![]() |
Misi Terbang Malam |
Sebagian dari Anda tentu pernah memainkan game simulator pesawat tempur, baik di PC atau smartphone. Dan salah satu tantangan yang ‘dihadapi’ adalah disorientasi saat memasuki moda misi terbang malam hari, dimana gamers kerap kesulitan menentukan batas cakrawala dan ketinggian terbang dari permukaan. Belum lagi tingkat kesulitan akan bertambah saat menjalankan misi tempur, baik berupa pemboman hingga dog fight di kegelapan malam.
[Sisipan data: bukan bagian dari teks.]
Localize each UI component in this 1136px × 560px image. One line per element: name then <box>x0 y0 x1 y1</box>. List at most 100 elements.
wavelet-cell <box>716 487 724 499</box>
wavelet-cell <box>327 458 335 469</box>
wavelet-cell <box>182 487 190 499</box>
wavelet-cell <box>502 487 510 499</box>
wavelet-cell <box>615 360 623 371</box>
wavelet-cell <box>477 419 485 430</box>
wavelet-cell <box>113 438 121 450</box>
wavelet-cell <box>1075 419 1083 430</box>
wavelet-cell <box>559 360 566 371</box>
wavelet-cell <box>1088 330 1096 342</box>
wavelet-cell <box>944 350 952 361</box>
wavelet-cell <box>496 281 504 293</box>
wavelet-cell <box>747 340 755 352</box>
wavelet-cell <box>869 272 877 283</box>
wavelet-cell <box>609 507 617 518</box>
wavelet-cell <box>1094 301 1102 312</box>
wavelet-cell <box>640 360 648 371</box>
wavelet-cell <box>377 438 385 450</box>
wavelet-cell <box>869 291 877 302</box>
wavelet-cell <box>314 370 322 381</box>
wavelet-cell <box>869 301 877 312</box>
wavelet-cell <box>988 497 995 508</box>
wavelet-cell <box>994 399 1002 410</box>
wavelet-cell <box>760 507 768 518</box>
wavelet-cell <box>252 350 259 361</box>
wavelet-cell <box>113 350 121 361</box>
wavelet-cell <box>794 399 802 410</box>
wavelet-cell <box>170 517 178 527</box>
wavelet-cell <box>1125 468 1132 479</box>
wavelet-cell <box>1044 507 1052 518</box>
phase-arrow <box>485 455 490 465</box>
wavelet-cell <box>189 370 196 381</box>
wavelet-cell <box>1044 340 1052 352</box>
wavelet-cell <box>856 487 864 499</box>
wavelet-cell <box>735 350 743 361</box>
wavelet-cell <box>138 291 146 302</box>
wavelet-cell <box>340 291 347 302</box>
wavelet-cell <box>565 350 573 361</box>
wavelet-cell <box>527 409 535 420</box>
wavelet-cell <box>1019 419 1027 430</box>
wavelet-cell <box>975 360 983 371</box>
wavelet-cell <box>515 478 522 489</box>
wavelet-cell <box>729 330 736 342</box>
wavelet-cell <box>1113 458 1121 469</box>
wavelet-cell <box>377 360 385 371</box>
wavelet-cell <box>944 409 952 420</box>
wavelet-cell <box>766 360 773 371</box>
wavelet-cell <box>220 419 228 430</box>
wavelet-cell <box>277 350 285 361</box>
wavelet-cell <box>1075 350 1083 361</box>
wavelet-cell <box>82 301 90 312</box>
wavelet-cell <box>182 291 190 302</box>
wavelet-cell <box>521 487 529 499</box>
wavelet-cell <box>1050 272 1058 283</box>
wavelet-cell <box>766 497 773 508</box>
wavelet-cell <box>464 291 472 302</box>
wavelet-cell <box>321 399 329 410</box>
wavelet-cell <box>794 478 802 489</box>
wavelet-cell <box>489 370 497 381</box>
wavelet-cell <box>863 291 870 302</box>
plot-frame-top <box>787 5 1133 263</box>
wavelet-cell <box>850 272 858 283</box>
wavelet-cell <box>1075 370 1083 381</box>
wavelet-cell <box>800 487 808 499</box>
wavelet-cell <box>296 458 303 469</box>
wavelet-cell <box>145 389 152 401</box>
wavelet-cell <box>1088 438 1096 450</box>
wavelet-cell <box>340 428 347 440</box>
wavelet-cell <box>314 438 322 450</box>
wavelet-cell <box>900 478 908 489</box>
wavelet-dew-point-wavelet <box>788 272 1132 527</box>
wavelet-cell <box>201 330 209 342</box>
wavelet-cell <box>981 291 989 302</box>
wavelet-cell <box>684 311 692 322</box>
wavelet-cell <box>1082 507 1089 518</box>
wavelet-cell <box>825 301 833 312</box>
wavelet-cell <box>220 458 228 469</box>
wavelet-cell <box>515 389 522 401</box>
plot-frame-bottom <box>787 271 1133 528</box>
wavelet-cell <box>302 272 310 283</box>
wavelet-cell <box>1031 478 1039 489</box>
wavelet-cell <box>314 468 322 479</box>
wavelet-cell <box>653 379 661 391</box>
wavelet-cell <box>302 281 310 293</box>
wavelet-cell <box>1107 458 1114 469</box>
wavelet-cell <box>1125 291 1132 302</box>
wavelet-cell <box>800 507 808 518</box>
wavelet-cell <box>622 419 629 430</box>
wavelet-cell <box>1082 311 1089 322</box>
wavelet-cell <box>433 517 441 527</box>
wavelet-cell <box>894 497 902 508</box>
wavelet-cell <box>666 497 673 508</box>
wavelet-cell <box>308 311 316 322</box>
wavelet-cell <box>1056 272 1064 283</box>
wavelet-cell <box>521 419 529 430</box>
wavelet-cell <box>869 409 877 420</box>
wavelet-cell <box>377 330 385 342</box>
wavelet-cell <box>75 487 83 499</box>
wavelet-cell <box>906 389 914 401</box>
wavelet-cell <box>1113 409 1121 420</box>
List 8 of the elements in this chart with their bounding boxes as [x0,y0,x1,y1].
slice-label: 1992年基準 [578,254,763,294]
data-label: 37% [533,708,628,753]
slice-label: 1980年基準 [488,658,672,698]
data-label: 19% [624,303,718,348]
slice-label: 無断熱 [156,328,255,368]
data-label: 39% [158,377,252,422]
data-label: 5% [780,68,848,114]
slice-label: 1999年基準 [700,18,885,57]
Terkait dengan hal di atas, kapada Indomiliter.com, Letnan Kolonel Pnb. Bambang Apriyanto sebagai penerbang senior F-16 Fighting Falcon menyebutkan, bahwa pada realitasnya terbang siang dan terbang malam prinsipnya sama persis, hanya tentu ada perbedaan pada environment-nya. “Semua jenis latihan terbang yang dilaksanakan pada siang hari, maka dapat juga dilaksanakan pada malam hari,” ujar Bambang Apriyanto yang saat ini menjabat sebagai Komandan Skadron Udara 16 Lanud Roesmin Nurjadin, Pekanbaru.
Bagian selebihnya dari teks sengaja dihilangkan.